Robertson wasn’t done.
“When I played years ago,” he said, “if you shot a shot outside and hit it, the next time I’m going to be up on top of you. I’m going to pressure you with three-quarters, half-court defense. But now they don’t do that. These coaches do not understand the game of basketball, as far as I’m concerned.”
In the eyes of his older peers, Curry may be the most under-appreciated star of all time. Their level of respect for him is so low, an ant couldn’t limbo under it. His dominance is about skill, not overwhelming athletic prowess, and that goes against everything they witnessed or played against.
They saw players Curry’s size as nonfactors in their day. They were the guys Robertson, Barkley and Kareem Abdul-Jabbar (all critical of Curry and the Warriors) trampled as they bullied their way to the basket.
But Curry, in a league where the athletes are bigger, faster and stronger than they’ve ever been, can’t be. And so the rules are blamed. No more Derek Harper-esque hand checking means no defense, they say. They long for a return to the most unwatchable period of the NBA, when teams fought all the time and cheap-shot fouls were seen as badges of honor.
Never have they considered this: Curry is that good. He is.
Extend your defense to what, 50 feet? Going into Saturday the Davidson product was a remarkable 35-of-52 (67 percent) on shots from 28 to 50 feet. Good luck pressing up on that while Curry is then driving by you and collapsing your defense. Curry doesn’t need the ball. He’s as deadly on the catch-and-shoot play as he is on the pull-up jumper. Coaches have played zone against him, box-and-one against him, and put all their best defenders on him. Defenses are more difficult to decipher than at any other time in league history … and Curry keeps putting up huge numbers.
He is great.
It’s just a shame that the people who should appreciate him the most, those who played, do nothing but trash him.
Christopher Dempsey: cdempsey@ or @dempseypost
Spotlight on …
Kyle Lowry, Raptors guard
Lowry, a 6-foot point guard from Villanova, is The Denver Post’s NBA player of the week for the first full week of games after the all-star break.

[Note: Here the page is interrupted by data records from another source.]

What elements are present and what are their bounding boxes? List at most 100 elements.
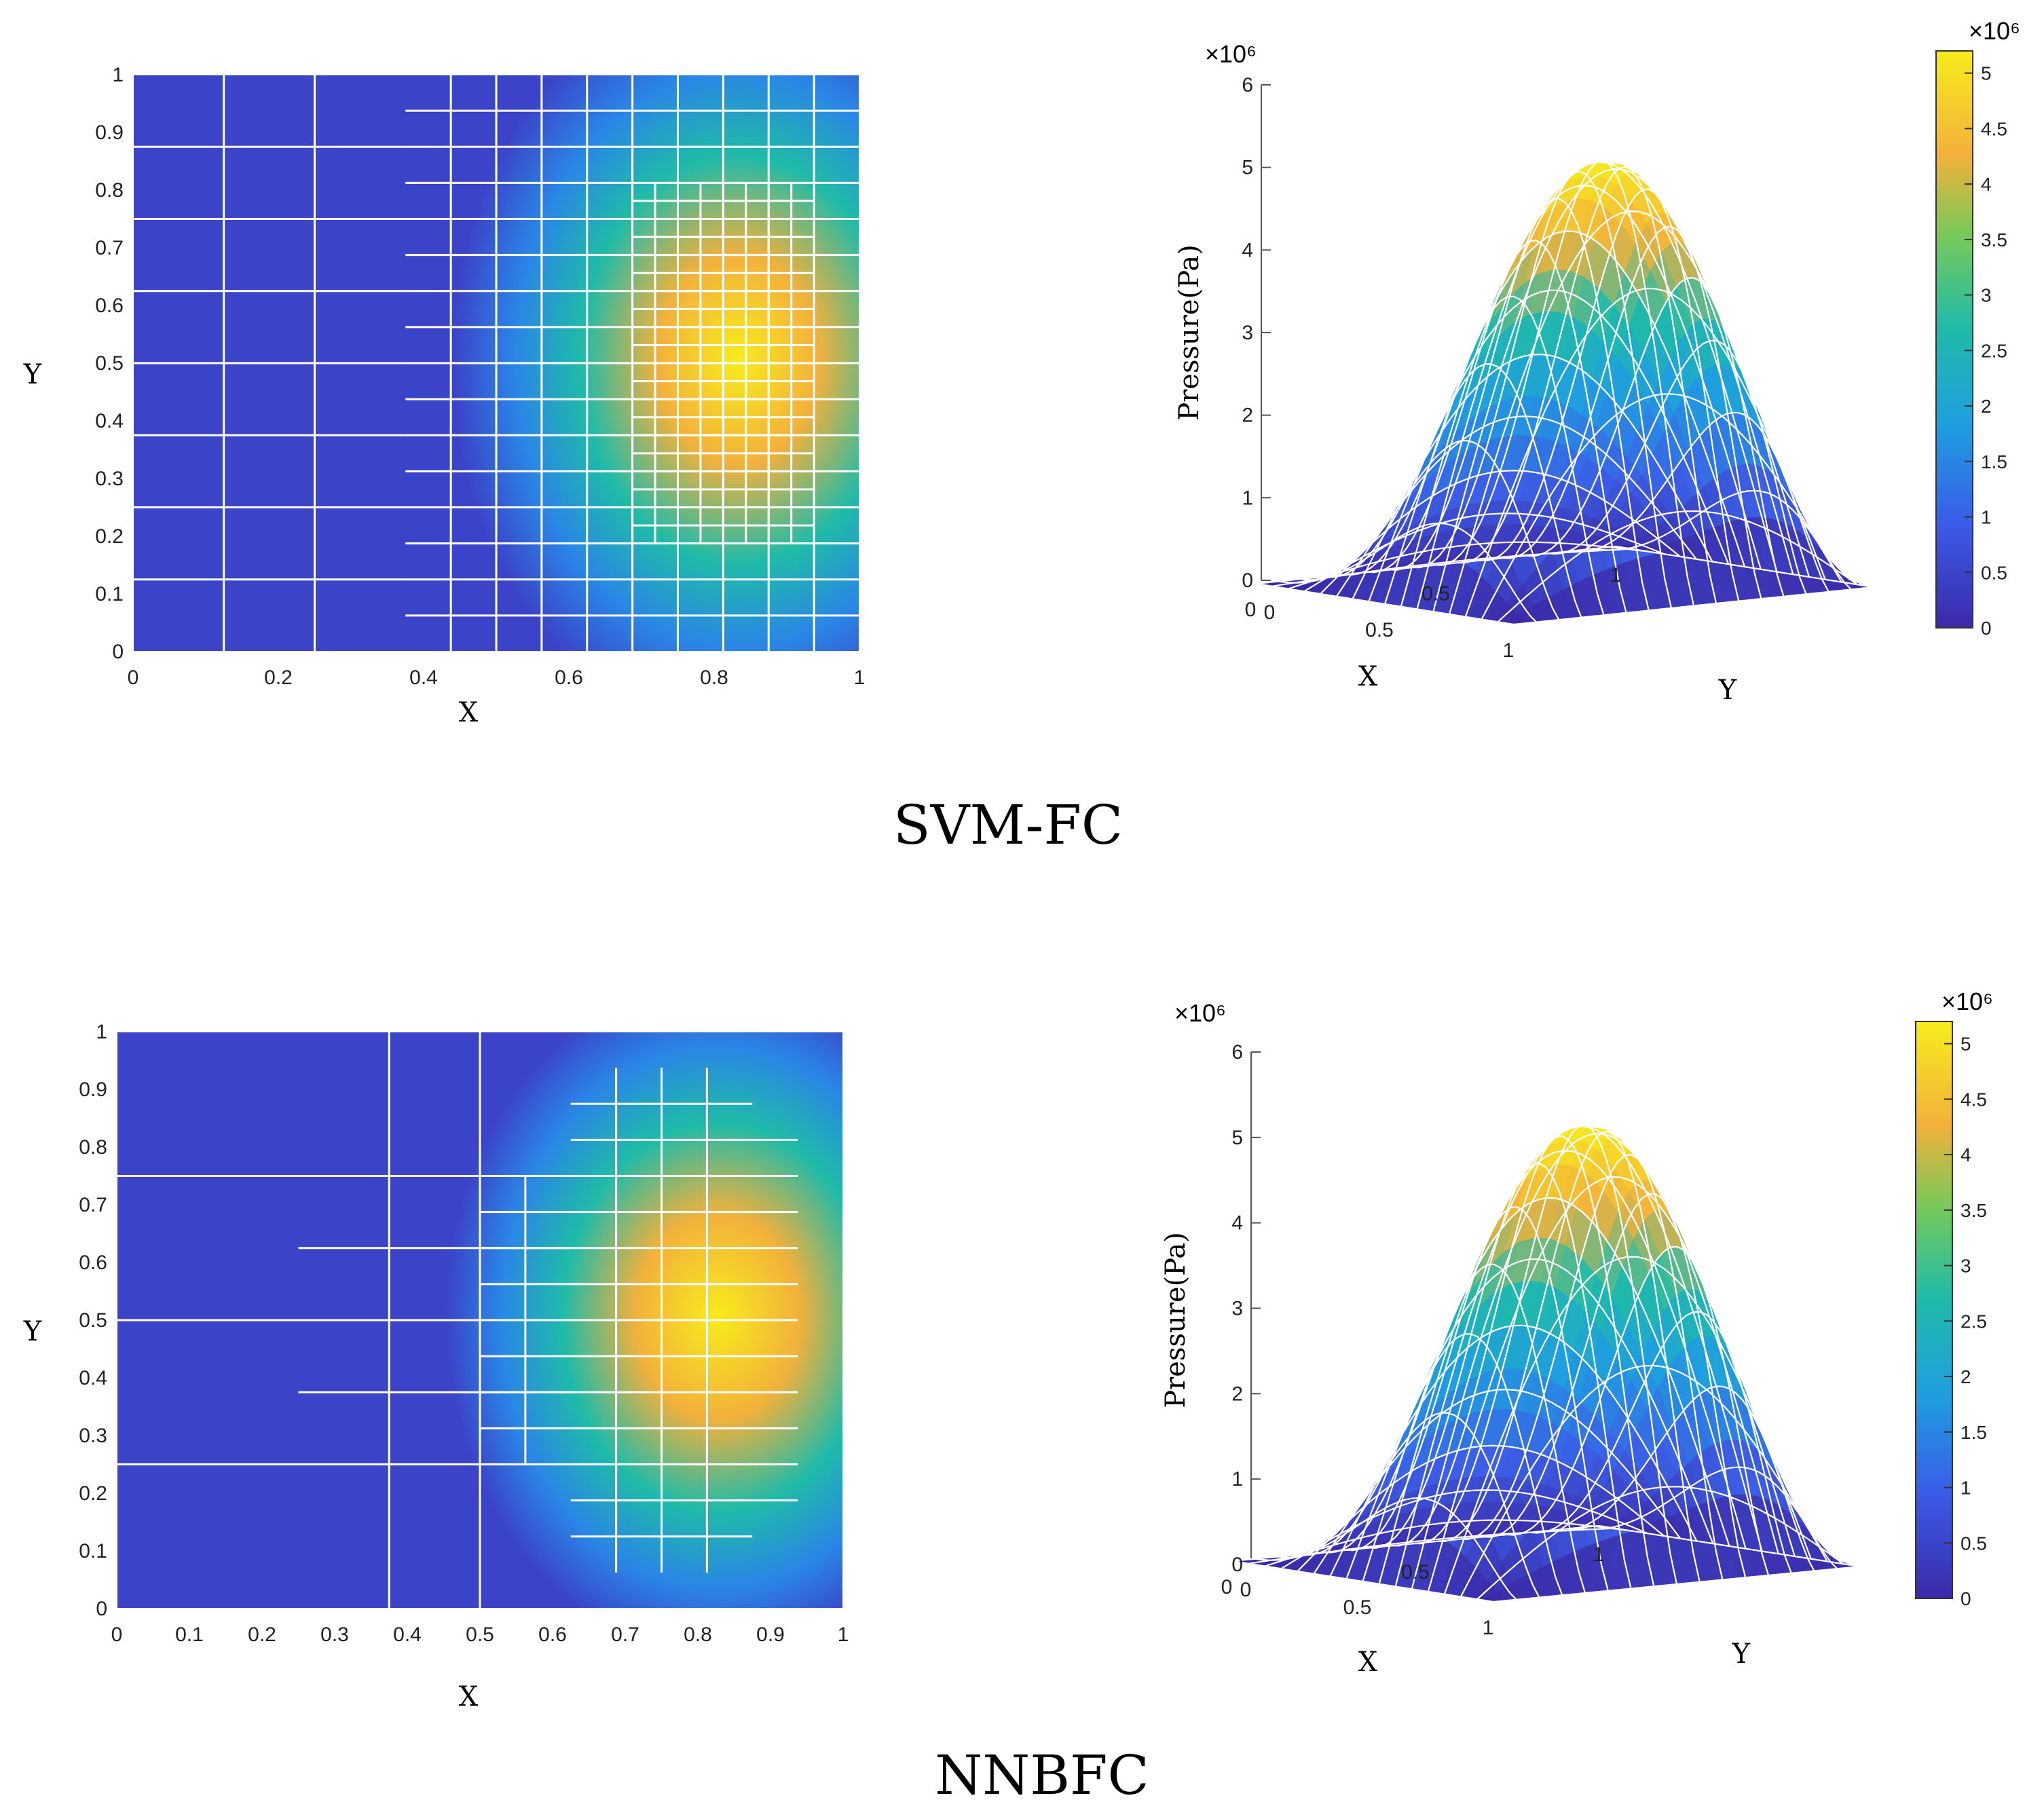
pressure-surface: [1255, 84, 1874, 626]
mesh-x-tick-label: 0.9: [756, 1624, 785, 1646]
mesh-x-tick-label: 0.3: [320, 1624, 349, 1646]
mesh-y-tick-label: 0.1: [79, 1540, 107, 1562]
mesh-x-tick-label: 0.7: [611, 1624, 639, 1646]
colorbar-tick-label: 2.5: [1961, 1311, 1987, 1332]
mesh-x-axis-label: X: [459, 697, 479, 728]
panel-caption-nnbfc: NNBFC: [935, 1744, 1149, 1807]
surface-line: [1484, 1193, 1747, 1578]
mesh-y-tick-label: 0.5: [95, 352, 124, 375]
pressure-surface: [1231, 1051, 1861, 1603]
surface-z-tick-label: 1: [1242, 487, 1253, 509]
surface-line: [1323, 1263, 1586, 1594]
surface-y-tick-label: 1: [1593, 1543, 1605, 1566]
surface-line: [1615, 545, 1874, 588]
surface-y-tick-label: 1: [1610, 564, 1622, 586]
surface-line: [1570, 411, 1829, 593]
surface-line: [1368, 240, 1627, 614]
surface-line: [1301, 1333, 1563, 1596]
surface-line: [1345, 295, 1605, 616]
mesh-x-tick-label: 0.2: [248, 1624, 276, 1646]
surface-z-tick-label: 0: [1242, 569, 1253, 592]
surface-y-tick-label: 0: [1264, 601, 1276, 624]
mesh-y-tick-label: 0.7: [95, 237, 124, 259]
surface-z-tick-label: 2: [1231, 1383, 1243, 1405]
mesh-grid-lines: [133, 75, 859, 652]
surface-line: [1231, 1560, 1494, 1603]
mesh-y-tick-label: 1: [96, 1021, 107, 1043]
svmfc-mesh-plot: 0 0.2 0.4 0.6 0.8 1 0 0.1 0.2 0.3 0.4 0.5 0.6 0.7 0.8 0…: [23, 64, 866, 728]
surface-x-tick-label: 0: [1221, 1576, 1233, 1598]
mesh-y-tick-label: 0.2: [95, 525, 124, 548]
surface-z-tick-label: 1: [1231, 1468, 1243, 1490]
colorbar-tick-label: 0.5: [1961, 1533, 1987, 1554]
mesh-y-tick-label: 0: [112, 641, 124, 663]
surface-line: [1435, 160, 1695, 606]
surface-line: [1506, 1245, 1770, 1576]
surface-mesh-lines: [1231, 1124, 1861, 1603]
colorbar-tick-label: 1: [1961, 1478, 1971, 1499]
colorbar-tick-label: 4: [1981, 174, 1992, 195]
surface-line: [1576, 1466, 1838, 1570]
colorbar-multiplier: ×10⁶: [1941, 988, 1993, 1015]
mesh-x-tick-label: 0.8: [684, 1624, 712, 1646]
colorbar-bar: [1915, 1021, 1953, 1599]
mesh-x-tick-label: 0.5: [466, 1624, 494, 1646]
mesh-x-tick-label: 1: [854, 667, 866, 689]
surface-line: [1255, 582, 1515, 626]
surface-x-tick-label: 0.5: [1365, 619, 1394, 641]
mesh-x-tick-label: 0.6: [538, 1624, 567, 1646]
colorbar-tick-label: 2: [1981, 396, 1992, 417]
surface-z-axis-label: Pressure(Pa): [1160, 1232, 1191, 1408]
colorbar-tick-label: 2: [1961, 1366, 1971, 1387]
surface-line: [1392, 1135, 1655, 1587]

What’s up: Lowry was brilliant in four games, averaging 26.0 points, 8.3 assists, 5.3 rebounds and 1.5 steals. He was hot from the field, shooting 56.7 percent (including 39 percent on his 3-point attempts). The Raptors won all four games, and he made the winning shot in one.
Background: The week boiled down to the importance of the all-star showing up for one specific game — Friday night against Cleveland. Lowry poured in a career-high 43 points and also had nine assists, five rebounds and four steals. Lowry did it all. That included making the winning shot, a jumper with 3.8 seconds left that lifted the Raptors to a 99-97 victory over the Cavaliers in Toronto.
Dempsey’s take: Lowry, 29, is getting the success he deserves. It hasn’t always been an easy — or smooth — road for the former first-round draft pick. But his tale should be emulated by players who have found things rough in the early stage of their careers. That is, keep working and keep making an honest effort to improve as a person and leave mistakes in the rearview mirror, never to be repeated. Lowry is the personification of doing all of those things, and that has allowed his talent to shine.